Spreading the diversity message at all levels will likely deter a repeat of an ugly 1990 incident at Hallmark: Several minority Hallmarkers, mostly African-American men, were targets of anonymous hate mail delivered through the interoffice mail system. Hockaday issued a strong statement in Noon News immediately, promising a speedy dismissal for the culprit. Unfortunately, the sender was never found. "It's the kind of thing you hate to think would happen anywhere, but when it happens under your nose, it's absolutely horrifying," says Towse.
Counseling was made available to those who had received the hate mail, and Hallmark rallied to action. "It's almost like a case study of how a company responds to a crisis," says Towse. "The company responded exactly the way it needed to, but something like that always leaves permanent scars."
Yet the gains of diversity within Hallmark should help the healing. In the past few years, three women were promoted to corporate officer level; six women were promoted to senior management; two African Americans were promoted to senior management; and one African-American was promoted to vice president; the Board of Directors was expanded to include a woman from the creative community and a man of Hispanic heritage.
In addition, the company is addressing diversity among external groups it has dealings with. Its Ethnic Business Center creates products for African American and Jewish consumers. And its Minority and Women Supplier Development program is closing in on its 30th year. The program focuses on all suppliers to Hallmark-with the goal that 5% of total purchases be placed with minority suppliers.
Often, a team of Hallmarkers will work with the supplier to identify the challenging issues. If the supplier needs help developing a computer system, the team might get someone with an information technology background to help. The supplier program is personally championed by Donald Hall, who started the program himself 27 years ago. In addition, his son, David Hall, sits on the Corporate Diversity Council. In fact, it's the continued upper-level support of her department's efforts that Towse truly appreciates. "I don't know that everyone in my position has that kind of support. It's just unquestioned that the company is behind diversity."
As far as continuing the complete cultural transformation required to support diversity 100%, Towse is proud of Hallmark's current status. She believes that by continually building awareness, a mass of change agents eventually surface, who each go out and make a difference in their own sphere of influence. "A process of cultural change doesn't come easy," she says. "It's like turning a very big ship. Hallmark historically has had a wonderful culture in so many ways, we feel we want to go at it with a laser, because there's so many things we don't want to change."
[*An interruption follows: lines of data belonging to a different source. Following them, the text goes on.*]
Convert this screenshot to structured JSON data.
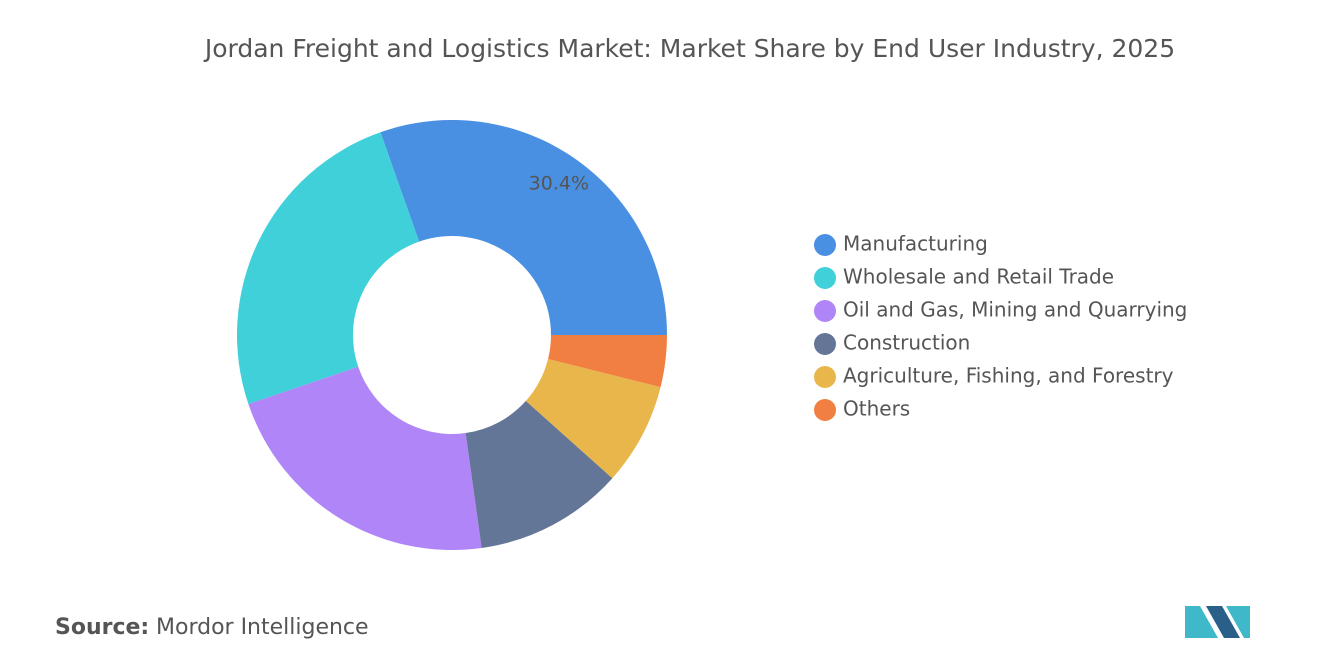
{
  "chart_data": {
    "type": "donut",
    "title": "Jordan Freight and Logistics Market: Market Share by End User Industry, 2025",
    "categories": [
      "Manufacturing",
      "Wholesale and Retail Trade",
      "Oil and Gas, Mining and Quarrying",
      "Construction",
      "Agriculture, Fishing, and Forestry",
      "Others"
    ],
    "values": [
      30.4,
      24.8,
      22.0,
      11.2,
      7.7,
      3.9
    ],
    "value_labels": [
      "30.4%",
      null,
      null,
      null,
      null,
      null
    ],
    "colors": [
      "#4a90e2",
      "#3fd0da",
      "#b085f7",
      "#647697",
      "#e9b64c",
      "#f07f41"
    ],
    "legend": "right"
  },
  "source": {
    "label": "Source:",
    "text": "Mordor Intelligence"
  }
}
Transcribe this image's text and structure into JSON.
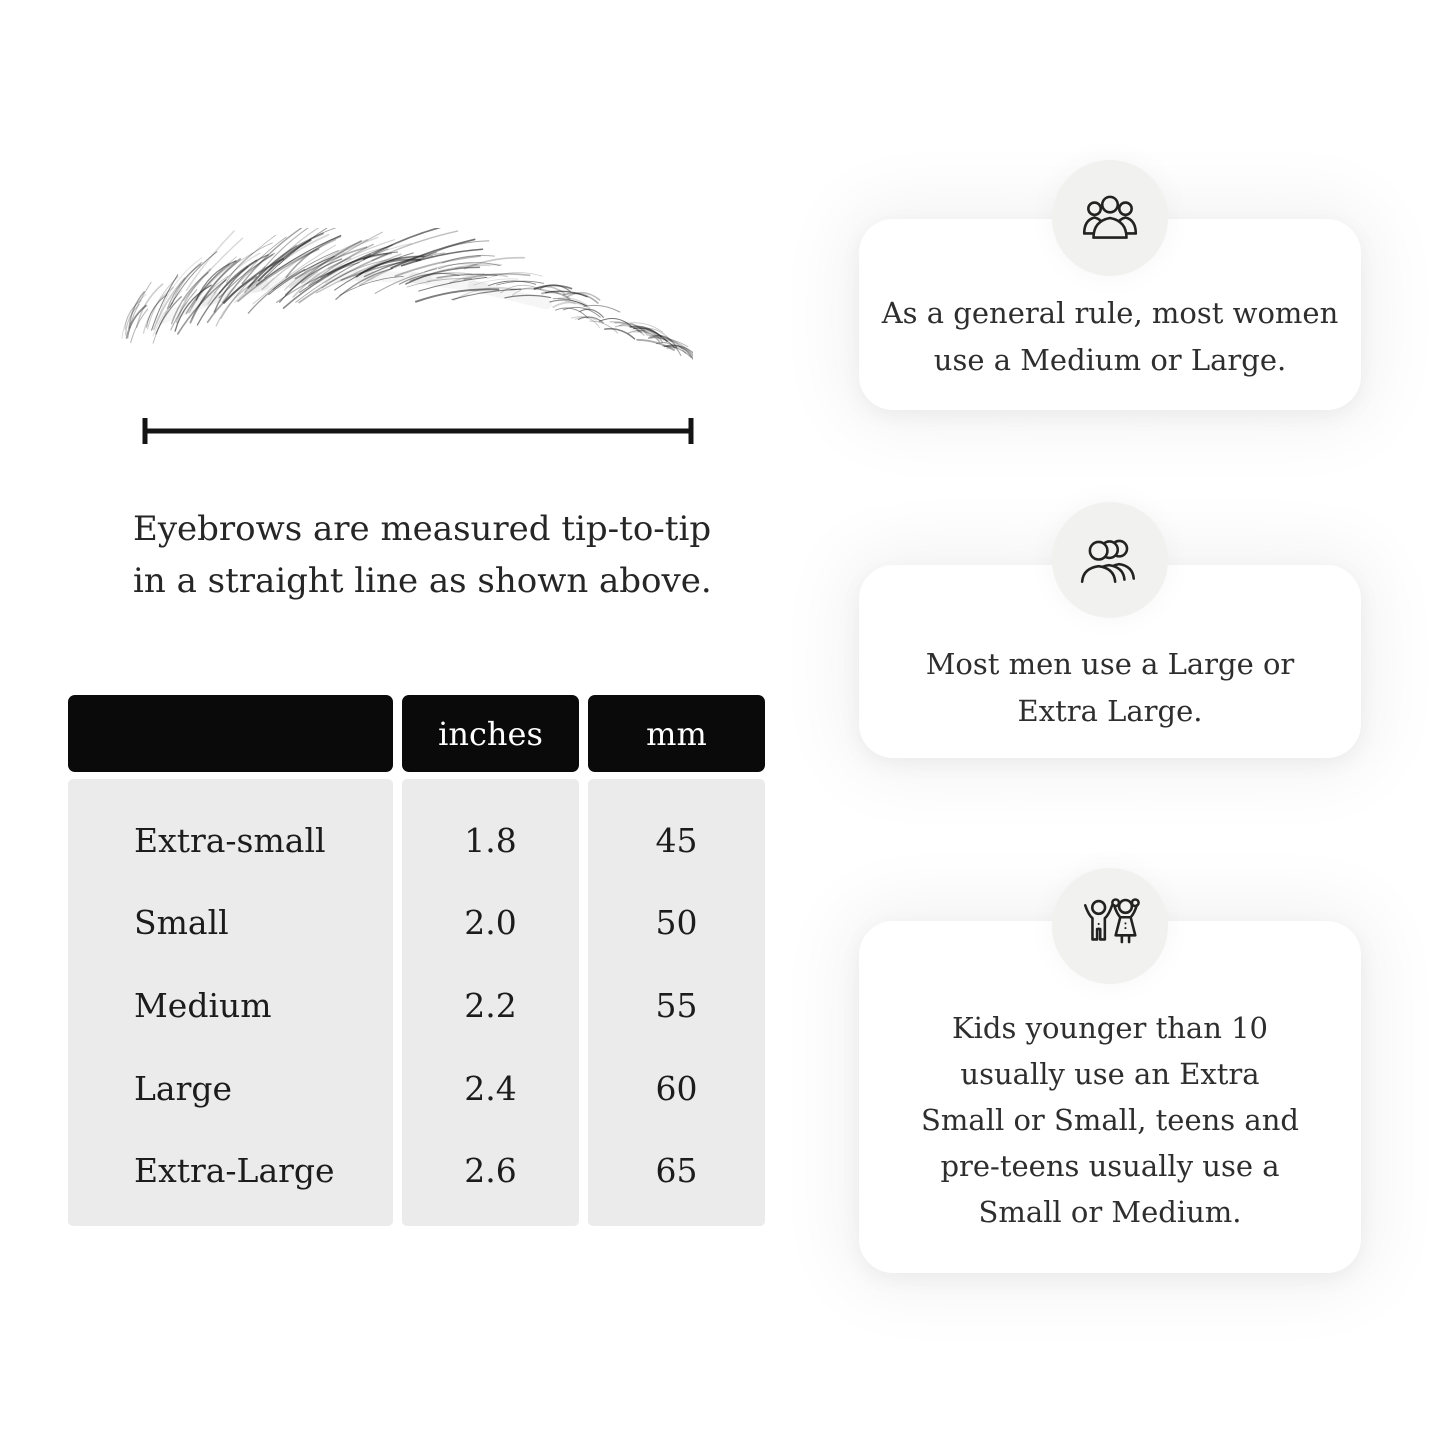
{
  "figure": {
    "caption_lines": [
      "Eyebrows are measured tip-to-tip",
      "in a straight line as shown above."
    ]
  },
  "table": {
    "headers": [
      "",
      "inches",
      "mm"
    ],
    "rows": [
      {
        "label": "Extra-small",
        "inches": "1.8",
        "mm": "45"
      },
      {
        "label": "Small",
        "inches": "2.0",
        "mm": "50"
      },
      {
        "label": "Medium",
        "inches": "2.2",
        "mm": "55"
      },
      {
        "label": "Large",
        "inches": "2.4",
        "mm": "60"
      },
      {
        "label": "Extra-Large",
        "inches": "2.6",
        "mm": "65"
      }
    ]
  },
  "cards": [
    {
      "icon": "women-group-icon",
      "lines": [
        "As a general rule, most women",
        "use a Medium or Large."
      ]
    },
    {
      "icon": "men-group-icon",
      "lines": [
        "Most men use a Large or",
        "Extra Large."
      ]
    },
    {
      "icon": "kids-icon",
      "lines": [
        "Kids younger than 10",
        "usually use an Extra",
        "Small or Small, teens and",
        "pre-teens usually use a",
        "Small or Medium."
      ]
    }
  ],
  "colors": {
    "background": "#ffffff",
    "table_header_bg": "#0a0a0a",
    "table_header_text": "#ffffff",
    "table_body_bg": "#ebebeb",
    "card_bg": "#ffffff",
    "icon_circle_bg": "#f1f1ef",
    "text": "#1e1e1e"
  }
}
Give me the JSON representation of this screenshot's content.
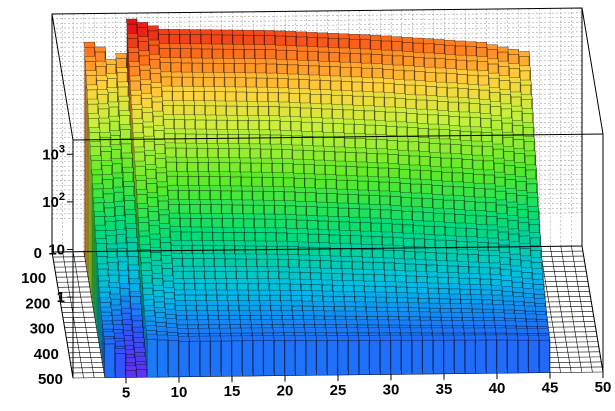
{
  "chart_data": {
    "type": "lego3d",
    "title": "",
    "xlabel": "",
    "ylabel": "",
    "zlabel": "",
    "x": {
      "range": [
        0,
        50
      ],
      "ticks": [
        5,
        10,
        15,
        20,
        25,
        30,
        35,
        40,
        45,
        50
      ]
    },
    "y": {
      "range": [
        0,
        500
      ],
      "ticks": [
        0,
        100,
        200,
        300,
        400,
        500
      ]
    },
    "z": {
      "scale": "log",
      "ticks": [
        {
          "value": 1,
          "base": "1",
          "exp": ""
        },
        {
          "value": 10,
          "base": "10",
          "exp": ""
        },
        {
          "value": 100,
          "base": "10",
          "exp": "2"
        },
        {
          "value": 1000,
          "base": "10",
          "exp": "3"
        }
      ]
    },
    "grid": true,
    "palette": "rainbow",
    "surface": {
      "x_start": 3,
      "x_end": 45,
      "x_step": 1,
      "y_start": 0,
      "y_end": 500,
      "y_step": 20,
      "z_min": 0.02,
      "peak_columns": [
        {
          "x": 3,
          "z": 500
        },
        {
          "x": 7,
          "z": 1500
        },
        {
          "x": 10,
          "z": 900
        },
        {
          "x": 20,
          "z": 800
        },
        {
          "x": 30,
          "z": 600
        },
        {
          "x": 40,
          "z": 400
        },
        {
          "x": 44,
          "z": 250
        }
      ]
    }
  }
}
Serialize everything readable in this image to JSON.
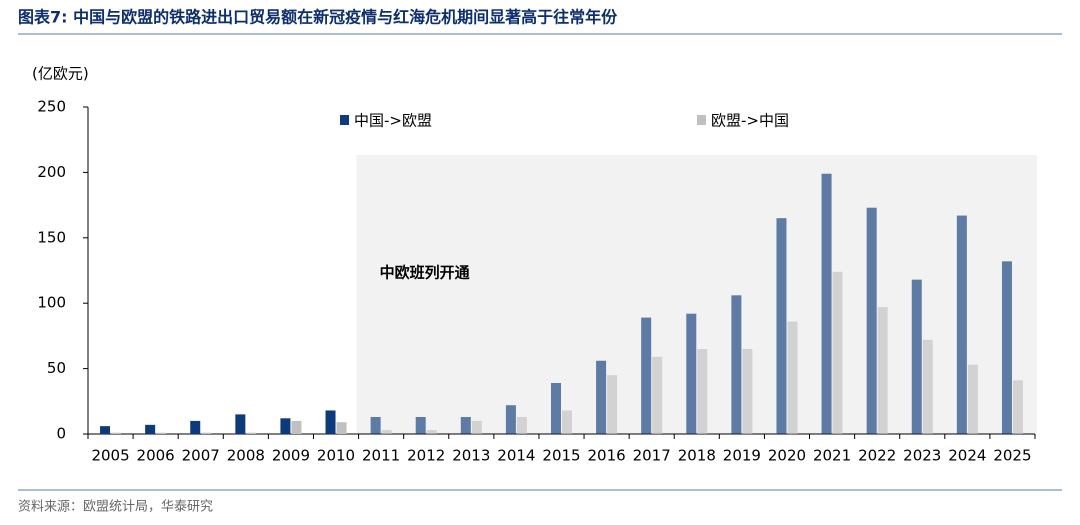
{
  "chart_data": {
    "type": "bar",
    "title": "图表7:  中国与欧盟的铁路进出口贸易额在新冠疫情与红海危机期间显著高于往常年份",
    "y_label": "(亿欧元)",
    "source": "资料来源：欧盟统计局，华泰研究",
    "categories": [
      "2005",
      "2006",
      "2007",
      "2008",
      "2009",
      "2010",
      "2011",
      "2012",
      "2013",
      "2014",
      "2015",
      "2016",
      "2017",
      "2018",
      "2019",
      "2020",
      "2021",
      "2022",
      "2023",
      "2024",
      "2025"
    ],
    "series": [
      {
        "name": "中国->欧盟",
        "color": "#0d3a7a",
        "values": [
          6,
          7,
          10,
          15,
          12,
          18,
          13,
          13,
          13,
          22,
          39,
          56,
          89,
          92,
          106,
          165,
          199,
          173,
          118,
          167,
          132
        ]
      },
      {
        "name": "欧盟->中国",
        "color": "#c0c0c0",
        "values": [
          1,
          1,
          1,
          1,
          10,
          9,
          3,
          3,
          10,
          13,
          18,
          45,
          59,
          65,
          65,
          86,
          124,
          97,
          72,
          53,
          41
        ]
      }
    ],
    "ylim": [
      0,
      250
    ],
    "yticks": [
      0,
      50,
      100,
      150,
      200,
      250
    ],
    "grid": false,
    "shaded_region": {
      "from": "2011",
      "to": "2025",
      "label": "中欧班列开通"
    }
  }
}
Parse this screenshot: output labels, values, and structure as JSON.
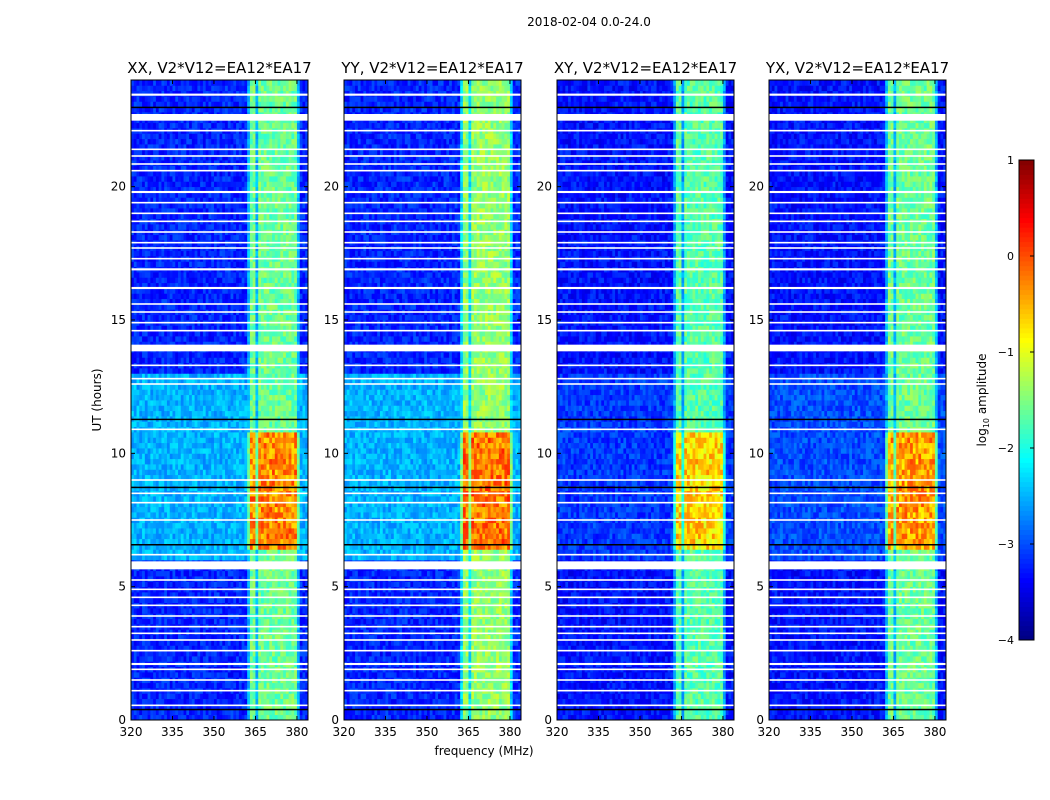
{
  "chart_data": {
    "type": "heatmap",
    "suptitle": "2018-02-04 0.0-24.0",
    "xlabel": "frequency (MHz)",
    "ylabel": "UT (hours)",
    "xlim": [
      320,
      384
    ],
    "ylim": [
      0,
      24
    ],
    "xticks": [
      "320",
      "335",
      "350",
      "365",
      "380"
    ],
    "xtick_values": [
      320,
      335,
      350,
      365,
      380
    ],
    "yticks": [
      "0",
      "5",
      "10",
      "15",
      "20"
    ],
    "ytick_values": [
      0,
      5,
      10,
      15,
      20
    ],
    "colorbar": {
      "label": "log",
      "label_sub": "10",
      "label_rest": " amplitude",
      "colormap": "jet",
      "range": [
        -4,
        1
      ],
      "ticks": [
        "−4",
        "−3",
        "−2",
        "−1",
        "0",
        "1"
      ],
      "tick_values": [
        -4,
        -3,
        -2,
        -1,
        0,
        1
      ]
    },
    "panels": [
      {
        "title": "XX, V2*V12=EA12*EA17",
        "background_level": -3.2,
        "active_background_level": -2.5,
        "band_level": -1.6,
        "active_band_level": -0.3
      },
      {
        "title": "YY, V2*V12=EA12*EA17",
        "background_level": -3.2,
        "active_background_level": -2.5,
        "band_level": -1.4,
        "active_band_level": -0.2
      },
      {
        "title": "XY, V2*V12=EA12*EA17",
        "background_level": -3.3,
        "active_background_level": -3.1,
        "band_level": -1.7,
        "active_band_level": -0.7
      },
      {
        "title": "YX, V2*V12=EA12*EA17",
        "background_level": -3.3,
        "active_background_level": -3.0,
        "band_level": -1.6,
        "active_band_level": -0.4
      }
    ],
    "active_period_hours": [
      6.0,
      13.0
    ],
    "band_active_hours": [
      6.5,
      10.7
    ],
    "sub_bands_mhz": [
      [
        363,
        365.2
      ],
      [
        366,
        368.5
      ],
      [
        369,
        371.5
      ],
      [
        372,
        374.5
      ],
      [
        375,
        377.8
      ],
      [
        378.3,
        380
      ]
    ],
    "flagged_hours": [
      [
        23.45,
        0.08
      ],
      [
        22.6,
        0.25
      ],
      [
        22.1,
        0.06
      ],
      [
        21.4,
        0.06
      ],
      [
        21.15,
        0.06
      ],
      [
        20.85,
        0.06
      ],
      [
        20.6,
        0.06
      ],
      [
        19.8,
        0.08
      ],
      [
        19.4,
        0.06
      ],
      [
        19.0,
        0.06
      ],
      [
        18.7,
        0.06
      ],
      [
        18.3,
        0.06
      ],
      [
        17.9,
        0.06
      ],
      [
        17.7,
        0.06
      ],
      [
        17.3,
        0.06
      ],
      [
        16.9,
        0.08
      ],
      [
        16.2,
        0.08
      ],
      [
        15.6,
        0.06
      ],
      [
        15.3,
        0.06
      ],
      [
        14.9,
        0.06
      ],
      [
        14.6,
        0.06
      ],
      [
        13.95,
        0.25
      ],
      [
        13.3,
        0.06
      ],
      [
        12.8,
        0.06
      ],
      [
        12.6,
        0.06
      ],
      [
        10.9,
        0.06
      ],
      [
        9.0,
        0.06
      ],
      [
        8.5,
        0.06
      ],
      [
        8.15,
        0.06
      ],
      [
        7.5,
        0.06
      ],
      [
        6.2,
        0.06
      ],
      [
        5.8,
        0.3
      ],
      [
        5.25,
        0.06
      ],
      [
        4.9,
        0.06
      ],
      [
        4.6,
        0.06
      ],
      [
        4.3,
        0.06
      ],
      [
        3.9,
        0.06
      ],
      [
        3.5,
        0.06
      ],
      [
        3.25,
        0.06
      ],
      [
        3.0,
        0.06
      ],
      [
        2.6,
        0.06
      ],
      [
        2.1,
        0.08
      ],
      [
        1.9,
        0.06
      ],
      [
        1.5,
        0.06
      ],
      [
        1.1,
        0.06
      ],
      [
        0.55,
        0.06
      ]
    ],
    "dark_hours": [
      23.0,
      11.3,
      8.75,
      6.6,
      0.42
    ]
  }
}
Towse highlights a concern that seems a common theme at Hallmark: How to keep growing and getting better, without sacrificing all the qualities that make it such a great place to work. But as far as conundrums go, this isn't such a bad one to have. How many companies can have so little to improve upon that they actually begin to worry about change negatively impacting the current culture?
"We're just lucky here," says Pylipow. "There's a sense of respect in the way we do business, and it's just a good place to work. Hallmark hopes to be a good example for other companies to follow in terms of really taking advantage of the relationship between the company and employees, and making it as mutually productive as possible. Then everybody wins."
Sounds almost good enough to be on a greeting card doesn't it?
Personnel Journal, March 1996, Vol. 75, No. 3, pp. 50-61.